Filmes brasileiros como Fantasma Neon, de Leonardo Martinelli, e A Máquina Infernal, de Francis Vogner dos Reis, são concorrentes no 74º Festival Internacional de Locarno, na Suíça — o mesmo que premiou Glauber Rocha por Terra em Transe em 1967, agora premiou o filme de Martinelli com o Leopardo de Ouro de melhor curta-metragem estrangeiro. A Máquina Infernal, concorrente nacional na mostra Pardi di Domani, retrata “uma fábula sobre o apocalipse da classe operária”, com diversas temáticas importantes que assolam o Brasil, principalmente depois da pandemia da Covid-19. Fantasma Neon, curta-metragem musical brasileiro, ao acompanhar as mudanças socioeconômicas, munido da crítica com humor e vivacidade, retrata a realidade dos entregadores de aplicativo no Brasil. Como afirma o diretor: não saímos sem cruzar com entregadores, o que se tornou esteticamente onipresente na cidade. E é sobre esse tema que vamos nos ater.

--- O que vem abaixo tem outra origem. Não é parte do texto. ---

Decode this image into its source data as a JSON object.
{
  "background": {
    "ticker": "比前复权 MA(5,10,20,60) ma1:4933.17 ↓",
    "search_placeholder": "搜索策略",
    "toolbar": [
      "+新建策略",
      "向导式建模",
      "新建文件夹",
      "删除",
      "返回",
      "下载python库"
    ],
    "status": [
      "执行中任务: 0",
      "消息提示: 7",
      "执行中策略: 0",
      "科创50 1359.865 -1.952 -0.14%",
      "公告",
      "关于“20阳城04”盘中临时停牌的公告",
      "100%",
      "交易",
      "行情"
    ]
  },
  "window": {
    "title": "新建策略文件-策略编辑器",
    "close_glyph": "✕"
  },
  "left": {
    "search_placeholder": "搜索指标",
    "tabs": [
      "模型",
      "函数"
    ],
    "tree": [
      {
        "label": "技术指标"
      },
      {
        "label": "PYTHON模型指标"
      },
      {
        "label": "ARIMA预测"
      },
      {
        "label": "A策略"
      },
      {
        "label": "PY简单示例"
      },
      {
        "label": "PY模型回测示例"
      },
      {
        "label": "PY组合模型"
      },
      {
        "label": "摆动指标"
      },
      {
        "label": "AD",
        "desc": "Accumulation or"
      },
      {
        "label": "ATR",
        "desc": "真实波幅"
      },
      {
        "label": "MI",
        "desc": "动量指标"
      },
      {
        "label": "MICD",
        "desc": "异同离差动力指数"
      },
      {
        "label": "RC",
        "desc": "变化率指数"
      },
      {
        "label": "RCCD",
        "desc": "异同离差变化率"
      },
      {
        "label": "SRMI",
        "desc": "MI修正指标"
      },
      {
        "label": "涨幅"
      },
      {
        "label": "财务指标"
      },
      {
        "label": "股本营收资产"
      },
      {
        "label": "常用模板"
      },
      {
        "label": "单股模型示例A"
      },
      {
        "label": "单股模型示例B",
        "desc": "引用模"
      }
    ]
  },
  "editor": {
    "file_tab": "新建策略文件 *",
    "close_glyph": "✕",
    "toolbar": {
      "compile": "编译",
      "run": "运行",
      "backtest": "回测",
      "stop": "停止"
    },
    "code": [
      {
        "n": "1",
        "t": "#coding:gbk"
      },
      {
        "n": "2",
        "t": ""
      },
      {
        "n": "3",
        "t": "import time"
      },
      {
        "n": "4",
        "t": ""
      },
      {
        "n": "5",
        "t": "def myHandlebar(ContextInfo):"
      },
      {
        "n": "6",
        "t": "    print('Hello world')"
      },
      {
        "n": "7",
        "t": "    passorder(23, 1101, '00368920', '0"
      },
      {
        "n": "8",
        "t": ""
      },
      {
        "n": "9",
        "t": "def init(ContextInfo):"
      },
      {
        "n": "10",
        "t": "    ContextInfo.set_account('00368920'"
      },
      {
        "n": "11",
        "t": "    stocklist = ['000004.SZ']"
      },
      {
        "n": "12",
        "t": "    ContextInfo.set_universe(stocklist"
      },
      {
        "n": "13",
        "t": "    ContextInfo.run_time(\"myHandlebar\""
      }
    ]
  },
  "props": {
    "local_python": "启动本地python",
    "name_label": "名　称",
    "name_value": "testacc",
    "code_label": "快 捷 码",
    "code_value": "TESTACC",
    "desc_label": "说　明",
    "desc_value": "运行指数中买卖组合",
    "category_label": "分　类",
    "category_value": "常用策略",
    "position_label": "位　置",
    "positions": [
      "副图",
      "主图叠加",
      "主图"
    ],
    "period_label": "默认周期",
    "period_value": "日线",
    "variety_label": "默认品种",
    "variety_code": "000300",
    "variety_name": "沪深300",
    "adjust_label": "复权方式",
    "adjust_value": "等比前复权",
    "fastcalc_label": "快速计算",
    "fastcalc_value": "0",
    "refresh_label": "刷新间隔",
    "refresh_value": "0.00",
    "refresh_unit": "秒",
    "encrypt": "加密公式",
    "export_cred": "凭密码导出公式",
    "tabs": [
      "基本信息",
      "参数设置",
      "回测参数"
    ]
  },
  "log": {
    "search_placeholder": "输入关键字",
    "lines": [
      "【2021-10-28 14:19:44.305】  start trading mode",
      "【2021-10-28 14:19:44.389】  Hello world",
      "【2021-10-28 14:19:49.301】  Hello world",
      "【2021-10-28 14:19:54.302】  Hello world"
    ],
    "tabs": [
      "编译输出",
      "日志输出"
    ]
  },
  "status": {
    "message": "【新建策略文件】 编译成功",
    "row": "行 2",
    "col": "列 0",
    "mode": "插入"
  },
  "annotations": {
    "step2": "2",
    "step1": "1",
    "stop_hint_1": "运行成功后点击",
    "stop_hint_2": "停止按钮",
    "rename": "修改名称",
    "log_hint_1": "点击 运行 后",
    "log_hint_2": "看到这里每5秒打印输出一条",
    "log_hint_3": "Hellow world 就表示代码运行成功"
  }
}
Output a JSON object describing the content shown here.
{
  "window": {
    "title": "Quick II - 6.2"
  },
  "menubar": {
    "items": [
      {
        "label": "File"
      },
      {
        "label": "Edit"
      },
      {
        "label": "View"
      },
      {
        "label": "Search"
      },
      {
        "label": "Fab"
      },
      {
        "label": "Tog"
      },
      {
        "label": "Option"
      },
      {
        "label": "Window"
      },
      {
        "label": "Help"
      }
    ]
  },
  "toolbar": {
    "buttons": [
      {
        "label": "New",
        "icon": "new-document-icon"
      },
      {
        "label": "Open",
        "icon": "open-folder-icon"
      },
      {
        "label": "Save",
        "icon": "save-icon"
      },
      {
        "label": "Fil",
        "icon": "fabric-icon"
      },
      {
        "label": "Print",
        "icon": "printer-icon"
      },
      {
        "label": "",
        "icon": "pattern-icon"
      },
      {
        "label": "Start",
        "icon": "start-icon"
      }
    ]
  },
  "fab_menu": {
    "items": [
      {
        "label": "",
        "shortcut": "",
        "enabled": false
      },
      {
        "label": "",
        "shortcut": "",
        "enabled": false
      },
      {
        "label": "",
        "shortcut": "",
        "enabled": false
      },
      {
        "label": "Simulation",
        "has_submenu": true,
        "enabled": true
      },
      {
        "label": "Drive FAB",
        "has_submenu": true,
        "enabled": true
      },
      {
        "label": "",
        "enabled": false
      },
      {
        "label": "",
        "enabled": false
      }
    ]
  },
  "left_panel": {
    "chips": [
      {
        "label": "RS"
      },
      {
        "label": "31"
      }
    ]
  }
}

Do exemplo que trouxemos de Chaplin até chegar aos novos nomes do cinema da crítica social, traçamos um deslocamento: do humor ao musical. Se as comédias têm algum histórico em retratar o social, muitas vezes no limiar da tragédia, o musical nasce como um gênero para atrair multidões e vender o sonho americano. Dos musicais hollywoodianos de Vincente Minnelli, ao retrato do Brasil de Carmen Miranda, surgem os mais alegres e acomodantes filmes do cinema. No Brasil, a produção de filmes, cujo Fantasma Neon se insere, busca mudança e não a conformidade, retratando a cultura, o cinema, a música e a dança como ferramentas de resistência. A obra conta também com músicas originais compostas para o filme e a presença de atores como Silvero Pereira, intérprete de Lunga em Bacurau, e Dennis Pinheiro, ator conhecido no teatro musical que estreia agora como protagonista em seu primeiro filme.

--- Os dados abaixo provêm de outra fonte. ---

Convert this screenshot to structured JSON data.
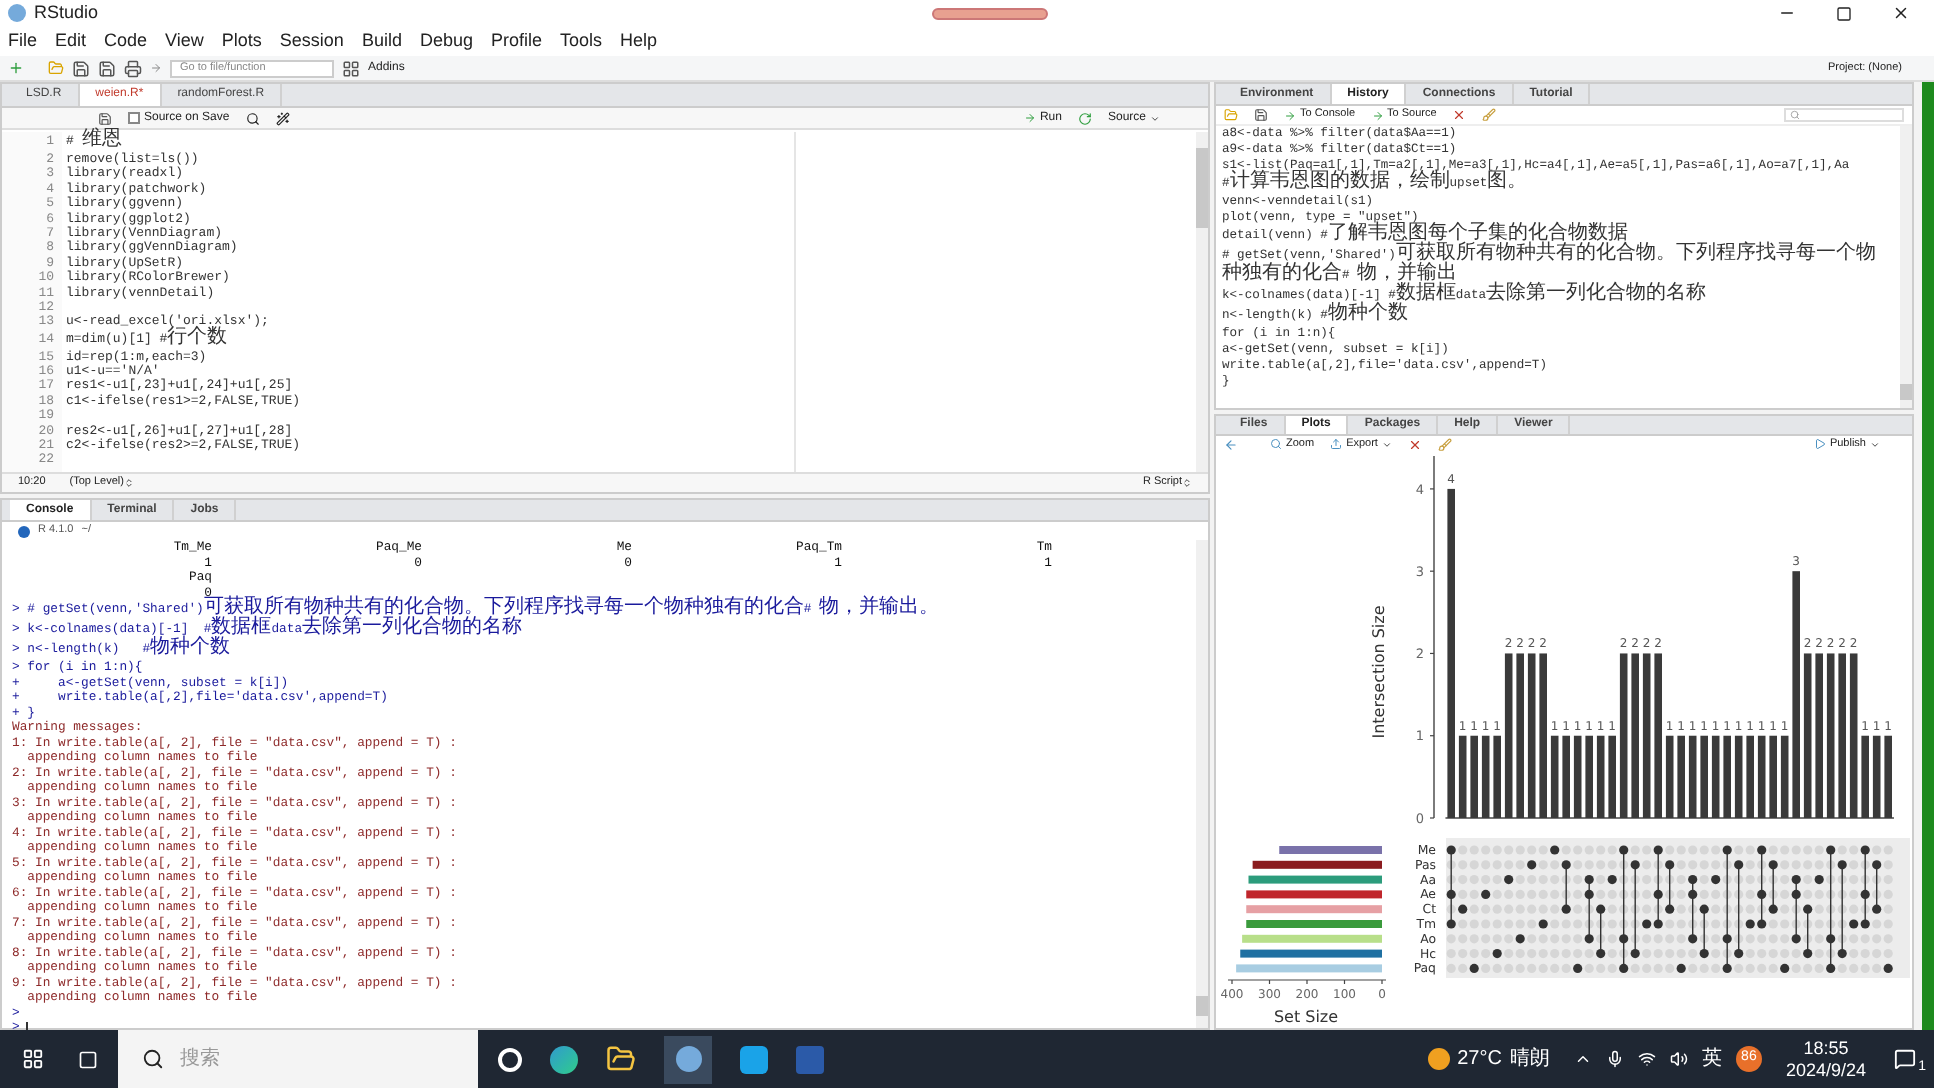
{
  "window": {
    "title": "RStudio"
  },
  "menu": [
    "File",
    "Edit",
    "Code",
    "View",
    "Plots",
    "Session",
    "Build",
    "Debug",
    "Profile",
    "Tools",
    "Help"
  ],
  "toolbar": {
    "goto_placeholder": "Go to file/function",
    "addins": "Addins",
    "project": "Project: (None)"
  },
  "editor": {
    "tabs": [
      {
        "label": "LSD.R",
        "selected": false,
        "modified": false
      },
      {
        "label": "weien.R*",
        "selected": true,
        "modified": true
      },
      {
        "label": "randomForest.R",
        "selected": false,
        "modified": false
      }
    ],
    "source_on_save": {
      "label": "Source on Save",
      "checked": false
    },
    "run": "Run",
    "source": "Source",
    "lines": [
      {
        "n": "1",
        "code": "# 维恩"
      },
      {
        "n": "2",
        "code": "remove(list=ls())"
      },
      {
        "n": "3",
        "code": "library(readxl)"
      },
      {
        "n": "4",
        "code": "library(patchwork)"
      },
      {
        "n": "5",
        "code": "library(ggvenn)"
      },
      {
        "n": "6",
        "code": "library(ggplot2)"
      },
      {
        "n": "7",
        "code": "library(VennDiagram)"
      },
      {
        "n": "8",
        "code": "library(ggVennDiagram)"
      },
      {
        "n": "9",
        "code": "library(UpSetR)"
      },
      {
        "n": "10",
        "code": "library(RColorBrewer)"
      },
      {
        "n": "11",
        "code": "library(vennDetail)"
      },
      {
        "n": "12"
      },
      {
        "n": "13",
        "code": "u<-read_excel('ori.xlsx');"
      },
      {
        "n": "14",
        "code": "m=dim(u)[1] #行个数"
      },
      {
        "n": "15",
        "code": "id=rep(1:m,each=3)"
      },
      {
        "n": "16",
        "code": "u1<-u=='N/A'"
      },
      {
        "n": "17",
        "code": "res1<-u1[,23]+u1[,24]+u1[,25]"
      },
      {
        "n": "18",
        "code": "c1<-ifelse(res1>=2,FALSE,TRUE)"
      },
      {
        "n": "19"
      },
      {
        "n": "20",
        "code": "res2<-u1[,26]+u1[,27]+u1[,28]"
      },
      {
        "n": "21",
        "code": "c2<-ifelse(res2>=2,FALSE,TRUE)"
      },
      {
        "n": "22"
      }
    ],
    "status": {
      "position": "10:20",
      "scope": "(Top Level)",
      "filetype": "R Script"
    }
  },
  "console": {
    "tabs": [
      {
        "label": "Console",
        "selected": true
      },
      {
        "label": "Terminal",
        "selected": false
      },
      {
        "label": "Jobs",
        "selected": false
      }
    ],
    "version": "R 4.1.0",
    "path": "~/",
    "lines": [
      {
        "kind": "columns",
        "cells": [
          "Tm_Me",
          "Paq_Me",
          "Me",
          "Paq_Tm",
          "Tm"
        ]
      },
      {
        "kind": "columns",
        "cells": [
          "1",
          "0",
          "0",
          "1",
          "1"
        ]
      },
      {
        "kind": "columns",
        "cells": [
          "Paq"
        ]
      },
      {
        "kind": "columns",
        "cells": [
          "0"
        ]
      },
      {
        "kind": "input",
        "text": "> # getSet(venn,'Shared')可获取所有物种共有的化合物。下列程序找寻每一个物种独有的化合# 物，并输出。"
      },
      {
        "kind": "input",
        "text": "> k<-colnames(data)[-1]  #数据框data去除第一列化合物的名称"
      },
      {
        "kind": "input",
        "text": "> n<-length(k)   #物种个数"
      },
      {
        "kind": "input",
        "text": "> for (i in 1:n){"
      },
      {
        "kind": "input",
        "text": "+     a<-getSet(venn, subset = k[i])"
      },
      {
        "kind": "input",
        "text": "+     write.table(a[,2],file='data.csv',append=T)"
      },
      {
        "kind": "input",
        "text": "+ }"
      },
      {
        "kind": "warning",
        "text": "Warning messages:"
      },
      {
        "kind": "warning",
        "text": "1: In write.table(a[, 2], file = \"data.csv\", append = T) :"
      },
      {
        "kind": "warning",
        "text": "  appending column names to file"
      },
      {
        "kind": "warning",
        "text": "2: In write.table(a[, 2], file = \"data.csv\", append = T) :"
      },
      {
        "kind": "warning",
        "text": "  appending column names to file"
      },
      {
        "kind": "warning",
        "text": "3: In write.table(a[, 2], file = \"data.csv\", append = T) :"
      },
      {
        "kind": "warning",
        "text": "  appending column names to file"
      },
      {
        "kind": "warning",
        "text": "4: In write.table(a[, 2], file = \"data.csv\", append = T) :"
      },
      {
        "kind": "warning",
        "text": "  appending column names to file"
      },
      {
        "kind": "warning",
        "text": "5: In write.table(a[, 2], file = \"data.csv\", append = T) :"
      },
      {
        "kind": "warning",
        "text": "  appending column names to file"
      },
      {
        "kind": "warning",
        "text": "6: In write.table(a[, 2], file = \"data.csv\", append = T) :"
      },
      {
        "kind": "warning",
        "text": "  appending column names to file"
      },
      {
        "kind": "warning",
        "text": "7: In write.table(a[, 2], file = \"data.csv\", append = T) :"
      },
      {
        "kind": "warning",
        "text": "  appending column names to file"
      },
      {
        "kind": "warning",
        "text": "8: In write.table(a[, 2], file = \"data.csv\", append = T) :"
      },
      {
        "kind": "warning",
        "text": "  appending column names to file"
      },
      {
        "kind": "warning",
        "text": "9: In write.table(a[, 2], file = \"data.csv\", append = T) :"
      },
      {
        "kind": "warning",
        "text": "  appending column names to file"
      },
      {
        "kind": "input",
        "text": ">"
      },
      {
        "kind": "cursor",
        "text": ">"
      }
    ]
  },
  "history_pane": {
    "tabs": [
      {
        "label": "Environment",
        "selected": false
      },
      {
        "label": "History",
        "selected": true
      },
      {
        "label": "Connections",
        "selected": false
      },
      {
        "label": "Tutorial",
        "selected": false
      }
    ],
    "to_console": "To Console",
    "to_source": "To Source",
    "lines": [
      "a8<-data %>% filter(data$Aa==1)",
      "a9<-data %>% filter(data$Ct==1)",
      "s1<-list(Paq=a1[,1],Tm=a2[,1],Me=a3[,1],Hc=a4[,1],Ae=a5[,1],Pas=a6[,1],Ao=a7[,1],Aa",
      "#计算韦恩图的数据，绘制upset图。",
      "venn<-venndetail(s1)",
      "plot(venn, type = \"upset\")",
      "detail(venn) #了解韦恩图每个子集的化合物数据",
      "# getSet(venn,'Shared')可获取所有物种共有的化合物。下列程序找寻每一个物种独有的化合# 物，并输出",
      "k<-colnames(data)[-1] #数据框data去除第一列化合物的名称",
      "n<-length(k) #物种个数",
      "for (i in 1:n){",
      "a<-getSet(venn, subset = k[i])",
      "write.table(a[,2],file='data.csv',append=T)",
      "}"
    ]
  },
  "plots_pane": {
    "tabs": [
      {
        "label": "Files",
        "selected": false
      },
      {
        "label": "Plots",
        "selected": true
      },
      {
        "label": "Packages",
        "selected": false
      },
      {
        "label": "Help",
        "selected": false
      },
      {
        "label": "Viewer",
        "selected": false
      }
    ],
    "zoom": "Zoom",
    "export": "Export",
    "publish": "Publish",
    "intersections": {
      "chart_data": {
        "type": "bar",
        "ylabel": "Intersection Size",
        "categories": [
          null,
          null,
          null,
          null,
          null,
          null,
          null,
          null,
          null,
          null,
          null,
          null,
          null,
          null,
          null,
          null,
          null,
          null,
          null,
          null,
          null,
          null,
          null,
          null,
          null,
          null,
          null,
          null,
          null,
          null,
          null,
          null,
          null,
          null,
          null,
          null,
          null,
          null,
          null
        ],
        "ylim": [
          0,
          4.4
        ],
        "data_labels": true,
        "yticks": [
          {
            "value": 0,
            "label": "0"
          },
          {
            "value": 1,
            "label": "1"
          },
          {
            "value": 2,
            "label": "2"
          },
          {
            "value": 3,
            "label": "3"
          },
          {
            "value": 4,
            "label": "4"
          }
        ],
        "values": [
          4,
          1,
          1,
          1,
          1,
          2,
          2,
          2,
          2,
          1,
          1,
          1,
          1,
          1,
          1,
          2,
          2,
          2,
          2,
          1,
          1,
          1,
          1,
          1,
          1,
          1,
          1,
          1,
          1,
          1,
          3,
          2,
          2,
          2,
          2,
          2,
          1,
          1,
          1
        ],
        "value_labels": [
          "4",
          "1",
          "1",
          "1",
          "1",
          "2",
          "2",
          "2",
          "2",
          "1",
          "1",
          "1",
          "1",
          "1",
          "1",
          "2",
          "2",
          "2",
          "2",
          "1",
          "1",
          "1",
          "1",
          "1",
          "1",
          "1",
          "1",
          "1",
          "1",
          "1",
          "3",
          "2",
          "2",
          "2",
          "2",
          "2",
          "1",
          "1",
          "1"
        ]
      }
    },
    "set_sizes": {
      "chart_data": {
        "type": "bar",
        "orientation": "horizontal",
        "xlabel": "Set Size",
        "categories": [
          "Me",
          "Pas",
          "Aa",
          "Ae",
          "Ct",
          "Tm",
          "Ao",
          "Hc",
          "Paq"
        ],
        "xticks": [
          {
            "value": 400,
            "label": "400"
          },
          {
            "value": 300,
            "label": "300"
          },
          {
            "value": 200,
            "label": "200"
          },
          {
            "value": 100,
            "label": "100"
          },
          {
            "value": 0,
            "label": "0"
          }
        ],
        "xlim": [
          400,
          0
        ],
        "values": [
          274,
          345,
          356,
          362,
          362,
          362,
          373,
          378,
          389
        ],
        "colors": [
          "#7a72aa",
          "#8b1c1f",
          "#2c9c7c",
          "#c0262c",
          "#e6a0a4",
          "#3a9a3c",
          "#b8df8a",
          "#1f70a2",
          "#a8cde2"
        ]
      }
    }
  },
  "taskbar": {
    "search_placeholder": "搜索",
    "temperature": "27°C",
    "weather": "晴朗",
    "ime": "英",
    "badge": "86",
    "time": "18:55",
    "date": "2024/9/24",
    "notifications": "1"
  }
}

“O filme traz essa hibridez de um documentário, com um viés dramático e de fantasia, mas, ao mesmo tempo, também tem alguns elementos documentais, como os depoimentos no início que são reais. Usamos o musical como uma plataforma de contraste narrativo, mas também espacial. Como contrastar o cinema mais fantasioso possível, o menos diegético que é a fantasia musical, com as realidades mais duras de extinção de direitos trabalhistas que o Brasil enfrenta hoje”, relata o diretor Leonardo Martinelli, que dirigiu também os filmes Copacabana Madureira e Vidas Cinzas.
O filme é um dos concorrentes brasileiros ao Leopardo de Ouro de melhor curta-metragem e terá sua estreia mundial no dia 12 de agosto. Com o isolamento forçado, os entregadores se tornaram trabalhadores tão essenciais quanto profissionais da saúde. Foram os trabalhadores precarizados que permitiram que muitos restaurantes e bares não falissem, e a realização do home-office com segurança enquanto se expunham diariamente na rua.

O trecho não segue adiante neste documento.